The next big inflection point for U.S. equity crowdfunding may not come from a flashy issuer campaign or a new platform feature. It may start the way many market rule changes start: as a petition, filed quietly, then processed slowly, and only later translated into proposals, comments, and final rules.
In early January 2026, industry reporting described a petition effort aimed at lifting the Regulation Crowdfunding (Reg CF) issuer cap from $5 million to $20 million. If adopted, it would expand how much a company can raise under Reg CF within a 12-month period, a limit the SEC currently describes as $5 million.
The filing that could move the ceiling
As reported, the new development is not a rule change, it is the formal request for one. Under the SEC’s process, members of the public can submit petitions asking the Commission to issue, amend, or repeal rules, and the SEC says those petitions are forwarded to the appropriate division or office for consideration and recommendation before the Commission decides what action, if any, to take.
What the rules say today, and what $20M would change
Reg CF is the exemption that lets eligible companies raise money online through an SEC-registered intermediary, either a broker-dealer or a funding portal. The SEC’s current overview says the issuer limit is a maximum aggregate amount of $5 million in a 12-month period, and it also notes that there are limits on how much non-accredited investors can invest across crowdfunding offerings in a 12-month period.
That $5 million ceiling is relatively recent. The SEC raised the Reg CF limit from about $1.07 million to $5 million in amendments adopted in late 2020 and effective in 2021, positioning crowdfunding as a larger, more practical tool for capital formation. The current petition effort argues that the next step is to lift the cap again, to a level that could support larger rounds that look more like institutional “Series A” financing, while still using the Reg CF framework.
It is worth noting that an increase to $20 million would put Reg CF’s ceiling in the same neighborhood as Regulation A Tier 1, which the SEC describes as allowing offerings up to $20 million in a 12-month period (while Tier 2 allows up to $75 million). That does not make the paths interchangeable, but it helps explain why the number matters: it would reshape the menu of “how much can you raise where” for issuers and investors.
“While you must always be well paid to sacrifice liquidity, the required compensation depends on how long you will be illiquid.” — Seth Klarman
Why this would reshape early-stage rounds
For individual investors, this is less about a headline number and more about what larger raises could do to deal quality, disclosure habits, and incentives. A higher cap could make it easier for stronger companies to treat crowdfunding as a meaningful round rather than a marketing-adjacent supplement.
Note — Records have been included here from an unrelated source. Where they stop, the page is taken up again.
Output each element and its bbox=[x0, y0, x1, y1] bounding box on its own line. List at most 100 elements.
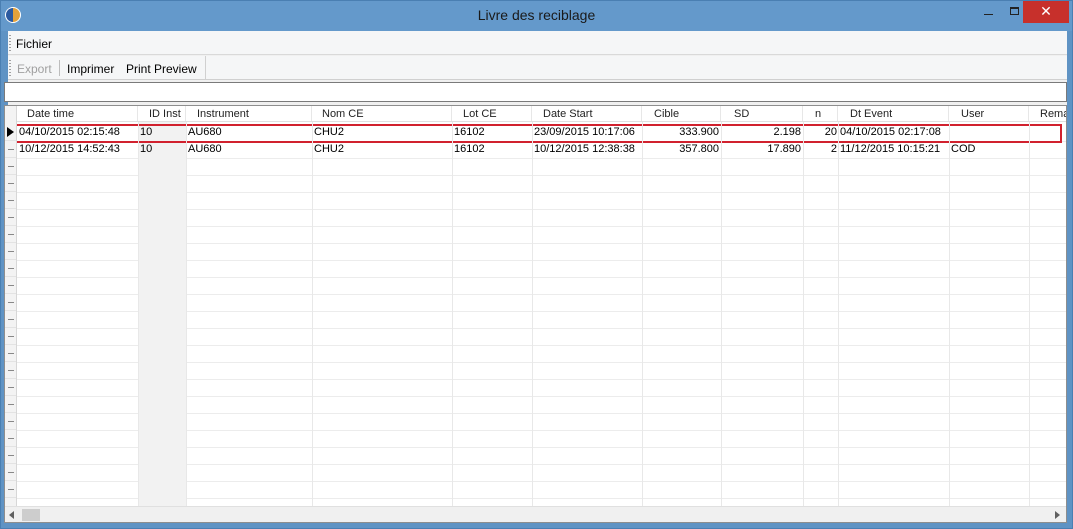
filter-input[interactable] bbox=[4, 82, 1067, 102]
cell-date-time[interactable]: 10/12/2015 14:52:43 bbox=[19, 141, 137, 158]
row-header[interactable] bbox=[5, 209, 16, 226]
cell-cible[interactable]: 333.900 bbox=[642, 124, 719, 141]
close-button[interactable]: ✕ bbox=[1023, 1, 1069, 23]
client-area: Fichier Export Imprimer Print Preview Da… bbox=[4, 31, 1067, 523]
row-header[interactable] bbox=[5, 226, 16, 243]
grid-column-line bbox=[452, 122, 453, 506]
column-header-label: SD bbox=[734, 108, 750, 120]
cell-instrument[interactable]: AU680 bbox=[188, 141, 310, 158]
cell-date-start[interactable]: 10/12/2015 12:38:38 bbox=[534, 141, 640, 158]
title-bar[interactable]: Livre des reciblage ✕ bbox=[1, 1, 1072, 31]
row-marker bbox=[8, 285, 14, 286]
cell-nom-ce[interactable]: CHU2 bbox=[314, 141, 450, 158]
close-icon: ✕ bbox=[1040, 3, 1052, 19]
maximize-icon bbox=[1009, 7, 1019, 15]
column-header-nom-ce[interactable]: Nom CE bbox=[312, 106, 452, 121]
row-header[interactable] bbox=[5, 396, 16, 413]
current-row-indicator[interactable] bbox=[5, 124, 16, 141]
cell-date-start[interactable]: 23/09/2015 10:17:06 bbox=[534, 124, 640, 141]
row-header[interactable] bbox=[5, 379, 16, 396]
cell-id-inst[interactable]: 10 bbox=[140, 141, 185, 158]
grid-column-line bbox=[642, 122, 643, 506]
row-header[interactable] bbox=[5, 447, 16, 464]
scrollbar-thumb[interactable] bbox=[22, 509, 40, 521]
column-header-user[interactable]: User bbox=[949, 106, 1029, 121]
cell-n[interactable]: 2 bbox=[803, 141, 837, 158]
row-header[interactable] bbox=[5, 464, 16, 481]
row-header[interactable] bbox=[5, 141, 16, 158]
cell-nom-ce[interactable]: CHU2 bbox=[314, 124, 450, 141]
cell-rema[interactable] bbox=[1031, 124, 1065, 141]
cell-sd[interactable]: 17.890 bbox=[721, 141, 801, 158]
row-header[interactable] bbox=[5, 430, 16, 447]
cell-user[interactable] bbox=[951, 124, 1027, 141]
row-marker bbox=[8, 353, 14, 354]
column-header-dt-event[interactable]: Dt Event bbox=[838, 106, 949, 121]
row-marker bbox=[8, 370, 14, 371]
menu-grip-handle[interactable] bbox=[9, 35, 11, 51]
row-header[interactable] bbox=[5, 158, 16, 175]
print-button[interactable]: Imprimer bbox=[67, 62, 114, 76]
row-marker bbox=[8, 421, 14, 422]
toolbar: Export Imprimer Print Preview bbox=[8, 56, 1067, 80]
cell-rema[interactable] bbox=[1031, 141, 1065, 158]
column-header-label: Date time bbox=[27, 108, 75, 120]
column-header-n[interactable]: n bbox=[803, 106, 838, 121]
export-button[interactable]: Export bbox=[17, 62, 52, 76]
column-header-sd[interactable]: SD bbox=[721, 106, 803, 121]
minimize-button[interactable] bbox=[975, 1, 1001, 23]
menu-fichier[interactable]: Fichier bbox=[16, 37, 52, 51]
row-marker bbox=[8, 336, 14, 337]
column-header-rema[interactable]: Rema bbox=[1029, 106, 1066, 121]
row-marker bbox=[8, 455, 14, 456]
application-window: Livre des reciblage ✕ Fichier Export Imp… bbox=[0, 0, 1073, 529]
row-header[interactable] bbox=[5, 481, 16, 498]
row-header[interactable] bbox=[5, 175, 16, 192]
cell-date-time[interactable]: 04/10/2015 02:15:48 bbox=[19, 124, 137, 141]
grid-column-line bbox=[532, 122, 533, 506]
print-preview-button[interactable]: Print Preview bbox=[126, 62, 197, 76]
cell-sd[interactable]: 2.198 bbox=[721, 124, 801, 141]
column-header-date-time[interactable]: Date time bbox=[17, 106, 138, 121]
row-marker bbox=[8, 489, 14, 490]
row-header[interactable] bbox=[5, 294, 16, 311]
row-header[interactable] bbox=[5, 192, 16, 209]
cell-n[interactable]: 20 bbox=[803, 124, 837, 141]
toolbar-separator bbox=[59, 60, 60, 76]
scroll-right-icon[interactable] bbox=[1055, 511, 1060, 519]
row-marker bbox=[8, 234, 14, 235]
cell-id-inst[interactable]: 10 bbox=[140, 124, 185, 141]
row-marker bbox=[8, 438, 14, 439]
grid-column-line bbox=[186, 122, 187, 506]
grid-column-line bbox=[949, 122, 950, 506]
grid-body: 04/10/2015 02:15:48 10 AU680 CHU2 16102 … bbox=[17, 122, 1066, 506]
column-header-id-inst[interactable]: ID Inst bbox=[138, 106, 186, 121]
row-header[interactable] bbox=[5, 413, 16, 430]
row-header[interactable] bbox=[5, 260, 16, 277]
row-header[interactable] bbox=[5, 243, 16, 260]
column-header-lot-ce[interactable]: Lot CE bbox=[452, 106, 532, 121]
data-grid[interactable]: Date time ID Inst Instrument Nom CE Lot … bbox=[4, 105, 1067, 523]
column-header-instrument[interactable]: Instrument bbox=[186, 106, 312, 121]
horizontal-scrollbar[interactable] bbox=[5, 506, 1066, 522]
cell-dt-event[interactable]: 11/12/2015 10:15:21 bbox=[840, 141, 948, 158]
toolbar-grip-handle[interactable] bbox=[9, 60, 11, 76]
cell-instrument[interactable]: AU680 bbox=[188, 124, 310, 141]
cell-lot-ce[interactable]: 16102 bbox=[454, 124, 530, 141]
cell-cible[interactable]: 357.800 bbox=[642, 141, 719, 158]
row-header[interactable] bbox=[5, 345, 16, 362]
column-header-date-start[interactable]: Date Start bbox=[532, 106, 642, 121]
column-header-cible[interactable]: Cible bbox=[642, 106, 721, 121]
row-header[interactable] bbox=[5, 277, 16, 294]
menu-bar: Fichier bbox=[8, 31, 1067, 55]
column-header-label: Date Start bbox=[543, 108, 593, 120]
row-header[interactable] bbox=[5, 311, 16, 328]
cell-dt-event[interactable]: 04/10/2015 02:17:08 bbox=[840, 124, 948, 141]
row-header[interactable] bbox=[5, 328, 16, 345]
cell-lot-ce[interactable]: 16102 bbox=[454, 141, 530, 158]
cell-user[interactable]: COD bbox=[951, 141, 1027, 158]
toolbar-end-divider bbox=[205, 56, 206, 80]
row-marker bbox=[8, 166, 14, 167]
row-header[interactable] bbox=[5, 362, 16, 379]
scroll-left-icon[interactable] bbox=[9, 511, 14, 519]
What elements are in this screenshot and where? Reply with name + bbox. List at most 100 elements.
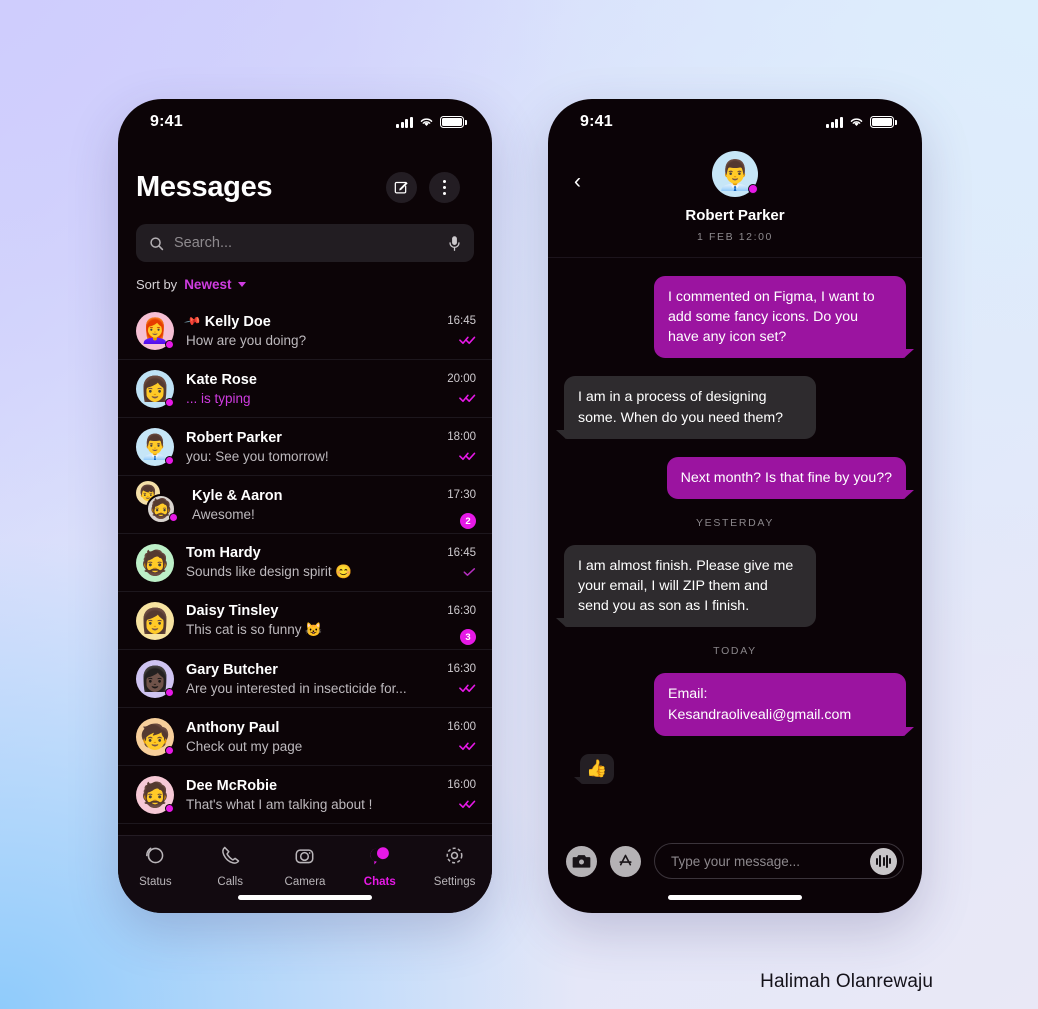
thumbs-up-reaction-icon[interactable]: 👍 (574, 753, 614, 784)
chat-timestamp: 16:30 (447, 605, 476, 617)
wifi-icon (420, 118, 433, 127)
contact-name: Tom Hardy (186, 545, 261, 561)
contact-name: Robert Parker (685, 207, 785, 224)
status-icons (396, 116, 467, 128)
tab-status[interactable]: Status (122, 845, 188, 888)
camera-icon (294, 845, 315, 871)
chat-list-item[interactable]: 👦 🧔 Kyle & Aaron Awesome! 17:30 2 (118, 476, 492, 534)
app-store-icon (619, 854, 632, 866)
compose-button[interactable] (386, 172, 417, 203)
incoming-message-bubble[interactable]: I am almost finish. Please give me your … (556, 544, 816, 628)
contact-avatar: 🧒 (136, 717, 174, 756)
chat-list-item[interactable]: 👩 Kate Rose ... is typing 20:00 (118, 360, 492, 418)
tab-camera[interactable]: Camera (272, 845, 338, 888)
search-placeholder: Search... (174, 235, 233, 251)
back-button[interactable]: ‹ (574, 171, 581, 192)
chat-list-item[interactable]: 🧔 Dee McRobie That's what I am talking abo… (118, 766, 492, 824)
message-preview: This cat is so funny 😺 (186, 622, 323, 637)
chat-name-line: 📌 Kelly Doe (183, 313, 410, 331)
contact-name: Anthony Paul (186, 719, 280, 736)
chat-status (422, 799, 476, 810)
online-status-dot (165, 455, 174, 465)
chat-timestamp: 18:00 (447, 431, 476, 443)
chat-status (422, 451, 476, 462)
chat-name-line: Daisy Tinsley (186, 603, 410, 619)
chat-name-line: Tom Hardy (186, 545, 410, 561)
contact-avatar: 🧔 (136, 543, 174, 582)
chat-list-item[interactable]: 👩🏿 Gary Butcher Are you interested in inse… (118, 650, 492, 708)
phone-conversation: 9:41 ‹ 👨‍💼 Robert Parker 1 FEB 12:00 I c… (548, 99, 922, 913)
chat-meta: 16:00 (422, 721, 476, 752)
search-input[interactable]: Search... (136, 224, 474, 262)
outgoing-message-bubble[interactable]: Next month? Is that fine by you?? (666, 456, 915, 500)
camera-button[interactable] (566, 845, 597, 877)
contact-name: Robert Parker (186, 429, 282, 446)
chat-status: 2 (422, 509, 476, 529)
voice-waveform-icon[interactable] (870, 847, 897, 875)
battery-full-icon (440, 116, 467, 128)
chat-meta: 16:30 (422, 663, 476, 694)
pin-icon: 📌 (183, 313, 202, 331)
gear-icon (444, 845, 465, 871)
tab-chats[interactable]: Chats (347, 845, 413, 888)
chat-name-line: Dee McRobie (186, 778, 410, 794)
contact-avatar[interactable]: 👨‍💼 (712, 151, 758, 197)
tab-settings[interactable]: Settings (422, 845, 488, 888)
chat-name-line: Kyle & Aaron (192, 488, 410, 504)
unread-count-badge: 2 (460, 513, 476, 529)
chat-timestamp: 16:30 (447, 663, 476, 675)
outgoing-message-bubble[interactable]: I commented on Figma, I want to add some… (654, 276, 914, 359)
wifi-icon (850, 118, 863, 127)
chat-bubbles-icon (368, 845, 391, 871)
app-store-button[interactable] (610, 845, 641, 877)
outgoing-message-bubble[interactable]: Email: Kesandraoliveali@gmail.com (654, 673, 914, 737)
chat-list-item[interactable]: 🧒 Anthony Paul Check out my page 16:00 (118, 708, 492, 766)
message-input[interactable]: Type your message... (654, 843, 904, 879)
avatar: 🧔 (136, 543, 174, 582)
read-receipt-double-check-icon (459, 800, 476, 809)
sort-control[interactable]: Sort by Newest (118, 262, 492, 302)
chat-text-block: Tom Hardy Sounds like design spirit 😊 (186, 545, 410, 580)
conversation-timestamp: 1 FEB 12:00 (697, 231, 773, 243)
camera-icon (572, 855, 591, 868)
chat-text-block: 📌 Kelly Doe How are you doing? (183, 313, 410, 348)
contact-name: Gary Butcher (186, 661, 278, 678)
tab-calls[interactable]: Calls (197, 845, 263, 888)
chat-meta: 16:45 (422, 547, 476, 578)
message-row: Next month? Is that fine by you?? (564, 456, 915, 500)
phone-icon (220, 845, 241, 871)
chat-meta: 16:30 3 (422, 605, 476, 645)
chat-list-item[interactable]: 👩 Daisy Tinsley This cat is so funny 😺 16:3… (118, 592, 492, 650)
chat-text-block: Gary Butcher Are you interested in insect… (186, 662, 410, 696)
status-time: 9:41 (580, 113, 613, 130)
header-actions (386, 172, 460, 203)
chat-list-item[interactable]: 👩‍🦰 📌 Kelly Doe How are you doing? 16:45 (118, 302, 492, 360)
contact-avatar: 👩🏿 (136, 659, 174, 698)
phone-messages-list: 9:41 Messages Search... Sort by Newest 👩… (118, 99, 492, 913)
message-preview: Check out my page (186, 738, 303, 754)
group-avatar: 👦 🧔 (136, 480, 180, 524)
more-options-button[interactable] (429, 172, 460, 203)
chat-list-item[interactable]: 🧔 Tom Hardy Sounds like design spirit 😊 16:… (118, 534, 492, 592)
chat-timestamp: 17:30 (447, 489, 476, 501)
bottom-tab-bar: Status Calls Camera Chats Settings (118, 835, 492, 913)
chat-status (422, 567, 476, 578)
incoming-message-bubble[interactable]: I am in a process of designing some. Whe… (556, 376, 816, 440)
author-credit: Halimah Olanrewaju (760, 971, 933, 992)
online-status-dot (748, 184, 758, 194)
message-row: I am in a process of designing some. Whe… (556, 376, 906, 440)
chat-status: 3 (422, 625, 476, 645)
microphone-icon[interactable] (448, 235, 461, 252)
contact-name: Kyle & Aaron (192, 487, 283, 504)
contact-avatar: 👩 (136, 369, 174, 408)
tab-label: Settings (433, 876, 476, 888)
chat-text-block: Robert Parker you: See you tomorrow! (186, 430, 410, 464)
battery-full-icon (870, 116, 897, 128)
home-indicator (668, 895, 802, 900)
message-row: I commented on Figma, I want to add some… (564, 276, 914, 359)
message-preview: How are you doing? (186, 332, 307, 348)
message-preview: ... is typing (186, 390, 251, 406)
messages-header: Messages (118, 145, 492, 204)
message-placeholder: Type your message... (671, 853, 801, 869)
chat-list-item[interactable]: 👨‍💼 Robert Parker you: See you tomorrow! 18… (118, 418, 492, 476)
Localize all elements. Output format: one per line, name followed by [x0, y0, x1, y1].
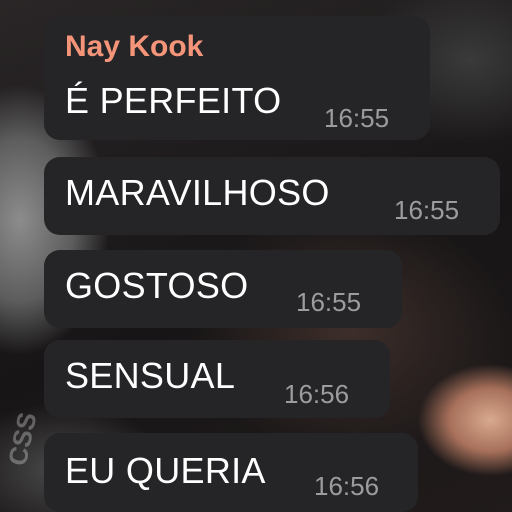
message-text: SENSUAL	[65, 355, 236, 396]
message-time: 16:55	[324, 103, 390, 133]
chat-view: CSS Nay Kook É PERFEITO 16:55 MARAVILHOS…	[0, 0, 512, 512]
message-bubble[interactable]: MARAVILHOSO 16:55	[44, 157, 500, 235]
message-bubble[interactable]: Nay Kook É PERFEITO 16:55	[44, 16, 430, 140]
message-time: 16:56	[284, 379, 350, 409]
message-bubble[interactable]: GOSTOSO 16:55	[44, 250, 402, 328]
wallpaper-text: CSS	[2, 409, 43, 469]
message-text: GOSTOSO	[65, 265, 249, 306]
message-bubble[interactable]: SENSUAL 16:56	[44, 340, 390, 418]
message-time: 16:55	[296, 287, 362, 317]
message-time: 16:56	[314, 471, 380, 501]
message-time: 16:55	[394, 195, 460, 225]
message-text: É PERFEITO	[65, 80, 282, 121]
message-text: MARAVILHOSO	[65, 172, 330, 213]
message-text: EU QUERIA	[65, 450, 266, 491]
message-bubble[interactable]: EU QUERIA 16:56	[44, 433, 418, 512]
sender-name[interactable]: Nay Kook	[65, 30, 203, 64]
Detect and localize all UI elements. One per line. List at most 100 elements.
In theory, that can improve alignment, because issuers would have to plan for a larger, more visible investor base and a longer relationship with it.
For issuers, a higher cap could reduce “round fragmentation,” where companies run multiple offerings or stack exemptions simply to reach the capital they need. Petitioners and supporters have framed the change as one that expands options without forcing any company to use Reg CF.
The signals that tell you it’s getting real
First, watch for the petition to appear on the SEC’s public list of rulemaking petitions, which the SEC says are made public after processing and typically receive a “4-” file number. Next, watch whether the SEC invites or receives public comments tied to a file number. The SEC notes that comments on rulemaking petitions are not submitted through the online form and instead must be sent by email or paper, with the associated file number included. Finally, watch whether the idea surfaces in SEC small business capital formation discussions or in a formal proposing release, which is the point where “a petition” becomes “a rulemaking agenda item” in practical terms.